Ihre Eheringe sind nur vergoldet. Die beiden Zimmer zur Miete sind möbliert. Fleisch können sie sich schon lange nicht mehr leisten. Nach der Geburt von Murkel gehen Pinneberg und Emma zu Fuß nach Hause. So sparen sie wenigstens das Fahrgeld. Der Haushaltsetat ist hoffnungslos überstrapaziert. Immerhin hat Pinneberg als Verkäufer eine Stelle. Wenn da nicht die nagende Angst wäre, wieder arbeitslos zu werden. So wie die vielen abgerissenen Gestalten im Tiergartenpark, denen Pinneberg auf seinem Heimweg begegnet. "Mir macht es nichts aus, wenn es uns auch mal dreckig geht!" Es klingt heroisch, wenn Emma das sagt. Die junge Frau kämpft tapfer gegen alle Mutlosigkeit an: "Es wird schon gehen", "wir schaffen das wir haben ja uns!" Dann sitzen sie wieder zusammen und rechnen, wie das knappe Gehalt reichen kann. Manchmal haben die beiden auch Glück und die Unterstützung anderer hilft ihnen weiter. Und doch endet alles unaufhaltsam im Absturz.
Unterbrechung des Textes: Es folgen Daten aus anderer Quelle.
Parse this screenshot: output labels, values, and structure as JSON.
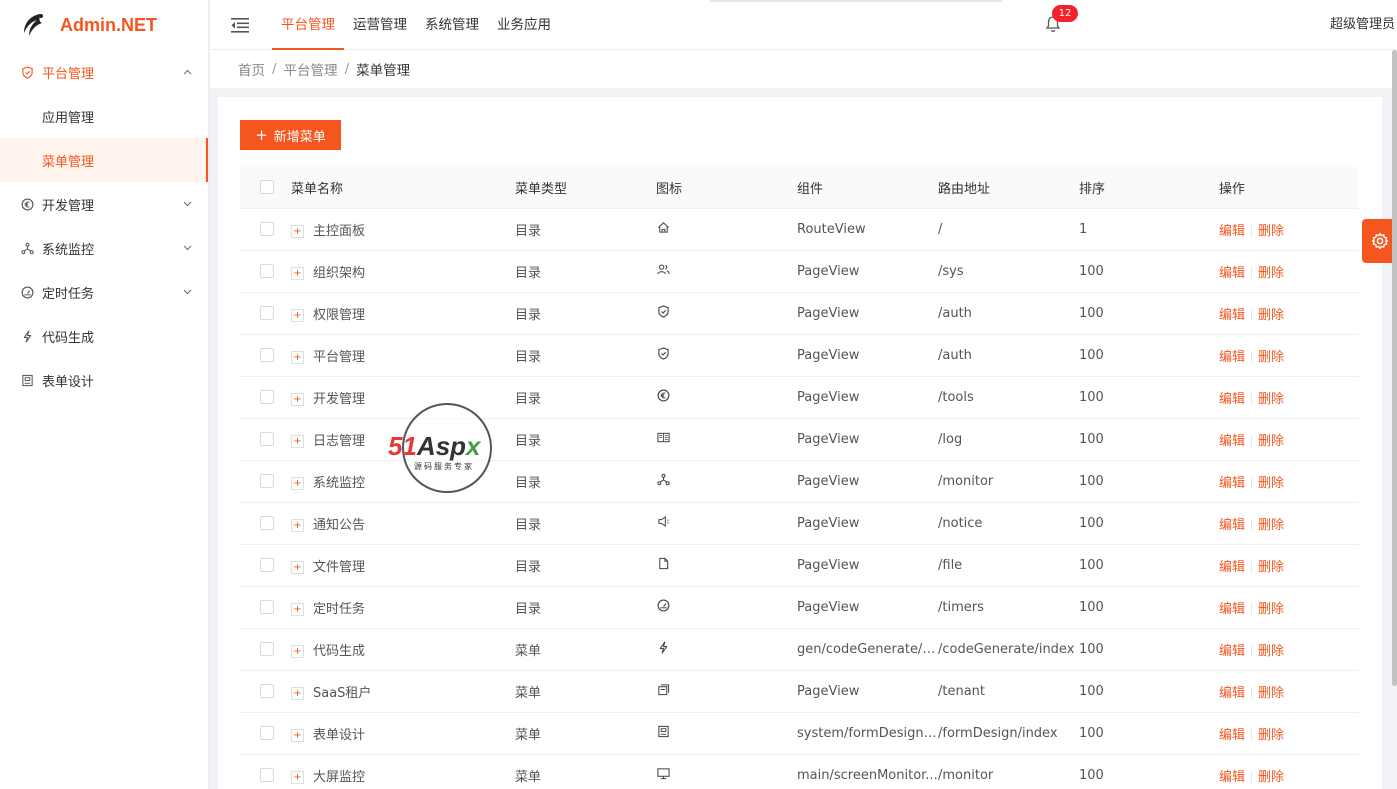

Mit der Originalfassung des Weltbestsellers "Kleiner Mann, was nun?" erschien ein Zeitdokument erster Güte. Das ursprüngliche Manuskript des Schriftstellers Hans Fallada wurde vor der Veröffentlichung 1932 um ein Viertel gekürzt. Die angespannte Lage nach der Weltwirtschaftskrise und die politischen Entwicklungen, ein halbes Jahr vor der Machtergreifung durch die Nationalsozialisten, veranlassten den Verlag dazu, rund 100 Seiten des Romans zu streichen. Irritationen der Leser sollten vermieden werden.
Zum Opfer fielen vor allem Einblicke in die Berliner Subkulturen der 20er-Jahre: Etwa die Schilderung des Nachtlebens oder der Freikörperkultur-Szene. Politische Meinungen wurden verwischt und subtil nach rechts gedrängt. Vieles, was dem Autor auf dem Herzen lag, verschwand im Archiv des Verlags. Mit seinen "rückhaltlosen Wahrheiten" über dieses Zeitgeschehen kommt Fallada durch die Neuauflage des Romans nun doch noch zu Wort.